Obama Rebuffs Republican Attack on His Foreign Policy


From CBS News' Maria Gavrilovic:

ROSEBURG, ORE. -- Barack Obama told Oregon voters today that George Bush and John McCain have to explain their "problem" with Kennedy, Reagan, and Nixon, as he continued to defend his support of direct diplomacy with rogue leaders.

"If George Bush and John McCain have a problem with direct diplomacy, led by the President of the United States, then they can explain why they have a problem with John F. Kennedy, because that's what he did with Khrushchev, or Ronald Reagan, because that's what he did with Gorbachev, or Richard Nixon, because that's what he did with Mao," Obama said at small town hall meeting here.

He called the controversy surrounding President Bush's appearance at the Knesset yesterday a "foreign policy dust up," and described the comments made as "appalling". "A president, as a general rule, does not use a foreign country to make political attacks, we are supposed to be united when we leave our borders," Obama said. "We can have our differences here."

Obama linked McCain to Bush's foreign policy positions, portraying it a "so-called tough foreign policy" which he says the presumptive Republican nominee has embraced.
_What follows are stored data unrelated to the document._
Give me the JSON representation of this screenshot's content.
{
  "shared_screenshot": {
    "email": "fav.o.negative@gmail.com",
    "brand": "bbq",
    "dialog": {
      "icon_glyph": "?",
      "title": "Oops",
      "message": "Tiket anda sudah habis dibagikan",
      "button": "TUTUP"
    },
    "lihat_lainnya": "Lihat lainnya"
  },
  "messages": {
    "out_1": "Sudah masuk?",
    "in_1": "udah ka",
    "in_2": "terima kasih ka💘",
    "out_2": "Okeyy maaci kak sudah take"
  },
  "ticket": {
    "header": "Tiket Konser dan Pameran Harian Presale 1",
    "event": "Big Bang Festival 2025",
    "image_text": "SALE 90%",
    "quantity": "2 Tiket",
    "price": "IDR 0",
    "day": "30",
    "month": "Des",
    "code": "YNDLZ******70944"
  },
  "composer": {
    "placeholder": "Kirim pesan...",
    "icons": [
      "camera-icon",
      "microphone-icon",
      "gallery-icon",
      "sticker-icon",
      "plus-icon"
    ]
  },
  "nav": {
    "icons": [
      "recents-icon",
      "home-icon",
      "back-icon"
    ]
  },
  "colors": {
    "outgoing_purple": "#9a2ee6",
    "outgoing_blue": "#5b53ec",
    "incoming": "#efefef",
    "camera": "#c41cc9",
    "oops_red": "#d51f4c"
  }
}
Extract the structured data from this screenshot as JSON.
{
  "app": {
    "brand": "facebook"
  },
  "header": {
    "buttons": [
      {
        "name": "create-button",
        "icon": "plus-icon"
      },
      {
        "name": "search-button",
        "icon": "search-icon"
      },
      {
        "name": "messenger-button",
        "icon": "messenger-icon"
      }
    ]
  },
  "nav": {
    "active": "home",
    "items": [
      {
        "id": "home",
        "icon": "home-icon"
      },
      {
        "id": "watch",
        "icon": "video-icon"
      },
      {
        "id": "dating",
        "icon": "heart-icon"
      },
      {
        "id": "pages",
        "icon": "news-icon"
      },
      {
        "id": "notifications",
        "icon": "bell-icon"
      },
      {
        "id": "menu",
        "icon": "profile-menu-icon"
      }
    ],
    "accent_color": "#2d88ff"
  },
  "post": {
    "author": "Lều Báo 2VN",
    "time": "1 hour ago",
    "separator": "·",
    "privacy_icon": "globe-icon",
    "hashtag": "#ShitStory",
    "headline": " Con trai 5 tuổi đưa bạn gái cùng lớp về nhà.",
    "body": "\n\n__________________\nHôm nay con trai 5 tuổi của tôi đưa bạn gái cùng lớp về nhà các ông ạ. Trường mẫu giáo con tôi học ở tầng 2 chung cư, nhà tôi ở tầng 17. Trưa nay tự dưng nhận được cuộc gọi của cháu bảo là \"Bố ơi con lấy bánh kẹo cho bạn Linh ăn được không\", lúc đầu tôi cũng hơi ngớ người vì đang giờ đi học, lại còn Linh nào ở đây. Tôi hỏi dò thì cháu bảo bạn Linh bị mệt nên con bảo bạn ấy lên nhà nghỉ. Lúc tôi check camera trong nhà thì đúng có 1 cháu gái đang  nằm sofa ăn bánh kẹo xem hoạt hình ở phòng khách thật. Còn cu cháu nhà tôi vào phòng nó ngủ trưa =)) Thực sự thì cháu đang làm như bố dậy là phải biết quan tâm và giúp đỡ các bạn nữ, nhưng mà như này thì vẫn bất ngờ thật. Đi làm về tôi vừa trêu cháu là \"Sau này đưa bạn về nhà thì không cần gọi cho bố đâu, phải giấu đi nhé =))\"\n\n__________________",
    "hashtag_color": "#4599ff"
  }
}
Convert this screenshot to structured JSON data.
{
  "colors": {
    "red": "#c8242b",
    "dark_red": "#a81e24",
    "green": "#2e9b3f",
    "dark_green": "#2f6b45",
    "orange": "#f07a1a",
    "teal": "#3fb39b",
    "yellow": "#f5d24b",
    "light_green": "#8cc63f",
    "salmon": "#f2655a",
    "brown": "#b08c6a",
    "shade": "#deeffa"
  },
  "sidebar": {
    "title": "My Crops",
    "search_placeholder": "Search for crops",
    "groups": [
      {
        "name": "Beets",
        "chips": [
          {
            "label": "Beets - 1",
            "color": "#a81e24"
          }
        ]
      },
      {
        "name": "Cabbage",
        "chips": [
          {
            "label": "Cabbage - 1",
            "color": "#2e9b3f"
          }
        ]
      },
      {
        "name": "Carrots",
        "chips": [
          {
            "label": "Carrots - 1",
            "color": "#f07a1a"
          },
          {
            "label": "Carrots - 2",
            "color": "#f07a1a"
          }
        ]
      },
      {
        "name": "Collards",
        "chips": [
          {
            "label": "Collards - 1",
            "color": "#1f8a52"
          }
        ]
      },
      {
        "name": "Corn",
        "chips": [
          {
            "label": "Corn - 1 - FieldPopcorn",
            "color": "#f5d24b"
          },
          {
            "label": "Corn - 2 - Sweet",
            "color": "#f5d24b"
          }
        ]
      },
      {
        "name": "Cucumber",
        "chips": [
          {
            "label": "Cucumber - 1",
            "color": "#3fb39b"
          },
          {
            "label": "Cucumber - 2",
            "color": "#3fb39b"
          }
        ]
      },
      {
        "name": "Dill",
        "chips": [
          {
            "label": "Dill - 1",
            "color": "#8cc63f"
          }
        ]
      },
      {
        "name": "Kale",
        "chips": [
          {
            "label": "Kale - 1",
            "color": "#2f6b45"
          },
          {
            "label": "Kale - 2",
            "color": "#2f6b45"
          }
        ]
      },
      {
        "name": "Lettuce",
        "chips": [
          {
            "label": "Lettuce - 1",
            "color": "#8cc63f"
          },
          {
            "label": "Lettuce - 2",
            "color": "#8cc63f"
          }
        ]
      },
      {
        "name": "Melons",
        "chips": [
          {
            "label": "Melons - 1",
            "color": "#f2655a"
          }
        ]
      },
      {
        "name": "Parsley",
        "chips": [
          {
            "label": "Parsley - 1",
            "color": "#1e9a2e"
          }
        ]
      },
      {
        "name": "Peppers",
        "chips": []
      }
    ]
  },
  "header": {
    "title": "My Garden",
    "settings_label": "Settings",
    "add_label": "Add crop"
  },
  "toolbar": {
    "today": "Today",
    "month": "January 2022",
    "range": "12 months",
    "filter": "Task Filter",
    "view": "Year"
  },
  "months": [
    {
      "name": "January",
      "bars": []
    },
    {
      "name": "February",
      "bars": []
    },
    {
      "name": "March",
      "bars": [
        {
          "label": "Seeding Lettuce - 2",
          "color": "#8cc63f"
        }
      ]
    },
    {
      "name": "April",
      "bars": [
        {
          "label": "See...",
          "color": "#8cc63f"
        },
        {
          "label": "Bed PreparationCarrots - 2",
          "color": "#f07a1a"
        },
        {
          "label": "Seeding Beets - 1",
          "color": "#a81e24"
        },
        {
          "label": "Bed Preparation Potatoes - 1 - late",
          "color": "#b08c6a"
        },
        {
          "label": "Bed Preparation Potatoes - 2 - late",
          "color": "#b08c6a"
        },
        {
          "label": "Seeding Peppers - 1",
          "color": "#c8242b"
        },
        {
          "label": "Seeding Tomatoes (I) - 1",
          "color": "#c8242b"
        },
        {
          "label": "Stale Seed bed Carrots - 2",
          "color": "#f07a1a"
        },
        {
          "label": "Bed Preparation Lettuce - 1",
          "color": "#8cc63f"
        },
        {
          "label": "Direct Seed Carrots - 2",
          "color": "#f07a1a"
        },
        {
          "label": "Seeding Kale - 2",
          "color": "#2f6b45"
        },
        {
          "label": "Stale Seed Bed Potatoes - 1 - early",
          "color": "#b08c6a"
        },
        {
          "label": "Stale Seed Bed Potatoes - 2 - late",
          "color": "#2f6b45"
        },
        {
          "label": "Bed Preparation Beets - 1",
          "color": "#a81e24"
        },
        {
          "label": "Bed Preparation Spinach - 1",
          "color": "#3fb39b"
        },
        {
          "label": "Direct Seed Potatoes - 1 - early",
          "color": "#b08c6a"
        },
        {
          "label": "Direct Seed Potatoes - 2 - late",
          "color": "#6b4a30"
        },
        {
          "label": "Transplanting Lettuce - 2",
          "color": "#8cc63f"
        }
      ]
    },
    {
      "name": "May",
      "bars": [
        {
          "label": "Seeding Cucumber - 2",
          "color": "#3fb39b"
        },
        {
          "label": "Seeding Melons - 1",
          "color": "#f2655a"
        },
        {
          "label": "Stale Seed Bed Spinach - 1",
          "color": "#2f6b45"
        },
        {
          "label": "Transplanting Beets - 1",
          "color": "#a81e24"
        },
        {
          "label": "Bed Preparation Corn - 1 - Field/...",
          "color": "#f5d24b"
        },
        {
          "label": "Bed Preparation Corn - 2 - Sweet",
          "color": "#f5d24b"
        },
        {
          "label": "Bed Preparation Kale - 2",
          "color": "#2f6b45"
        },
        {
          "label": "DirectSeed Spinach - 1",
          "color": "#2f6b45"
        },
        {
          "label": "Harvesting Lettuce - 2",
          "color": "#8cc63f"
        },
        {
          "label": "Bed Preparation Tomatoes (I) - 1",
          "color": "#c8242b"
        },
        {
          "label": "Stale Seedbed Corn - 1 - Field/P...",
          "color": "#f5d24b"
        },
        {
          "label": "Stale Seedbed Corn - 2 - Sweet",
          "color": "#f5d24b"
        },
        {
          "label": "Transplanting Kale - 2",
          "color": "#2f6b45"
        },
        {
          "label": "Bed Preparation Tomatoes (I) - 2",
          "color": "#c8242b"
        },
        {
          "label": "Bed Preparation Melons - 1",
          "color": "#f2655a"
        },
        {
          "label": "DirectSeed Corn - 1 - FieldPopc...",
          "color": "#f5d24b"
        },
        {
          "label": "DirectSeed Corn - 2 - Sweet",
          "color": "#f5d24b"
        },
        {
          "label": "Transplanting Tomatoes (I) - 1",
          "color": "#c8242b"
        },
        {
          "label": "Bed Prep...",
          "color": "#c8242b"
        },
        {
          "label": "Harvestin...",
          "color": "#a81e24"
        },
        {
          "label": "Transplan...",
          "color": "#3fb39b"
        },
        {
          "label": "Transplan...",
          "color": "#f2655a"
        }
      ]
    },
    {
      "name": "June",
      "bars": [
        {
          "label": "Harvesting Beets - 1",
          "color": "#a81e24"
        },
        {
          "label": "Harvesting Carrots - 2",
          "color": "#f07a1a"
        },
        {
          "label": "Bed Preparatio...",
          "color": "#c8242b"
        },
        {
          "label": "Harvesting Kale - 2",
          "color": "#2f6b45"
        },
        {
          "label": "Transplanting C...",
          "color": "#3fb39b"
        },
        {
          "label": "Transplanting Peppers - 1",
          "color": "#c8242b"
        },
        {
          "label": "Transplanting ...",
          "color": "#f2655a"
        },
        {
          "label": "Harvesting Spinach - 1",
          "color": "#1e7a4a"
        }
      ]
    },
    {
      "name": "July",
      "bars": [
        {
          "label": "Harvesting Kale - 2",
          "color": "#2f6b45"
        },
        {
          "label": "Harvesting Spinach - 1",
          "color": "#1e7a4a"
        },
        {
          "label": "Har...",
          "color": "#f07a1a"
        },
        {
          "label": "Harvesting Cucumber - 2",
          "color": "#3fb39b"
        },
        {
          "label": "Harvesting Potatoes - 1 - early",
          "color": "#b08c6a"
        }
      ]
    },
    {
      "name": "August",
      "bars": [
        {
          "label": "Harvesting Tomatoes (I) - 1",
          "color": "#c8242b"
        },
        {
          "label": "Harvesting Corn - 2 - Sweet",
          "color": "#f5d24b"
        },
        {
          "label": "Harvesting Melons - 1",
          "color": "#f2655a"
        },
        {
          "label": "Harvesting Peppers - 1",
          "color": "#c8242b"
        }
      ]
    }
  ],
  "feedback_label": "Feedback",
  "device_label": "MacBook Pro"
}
He told the crowd to vote for McCain if they agree with those ideas. "If you agree that we've had a great foreign policy over the last four, eight years, then you should vote for John McCain, you shouldn't vote for me," Obama said.

In an e-mail statement to reporters, the McCain campaign accused Obama of "missing the point" of the debate. "Sen. Obama is missing the point, it's the 'unconditional' that's unacceptable. Barack Obama's pledge to unconditionally bring Mahmoud Ahmadinejad to the world stage isn't 'new politics,' it's incredibly weak judgment and reveals why Americans will elect John McCain's record of experience, and tested leadership. We are a nation rooted in a history of sacrifice and achievement, not in candidates who offer nothing but lofty rhetoric and campaign promises."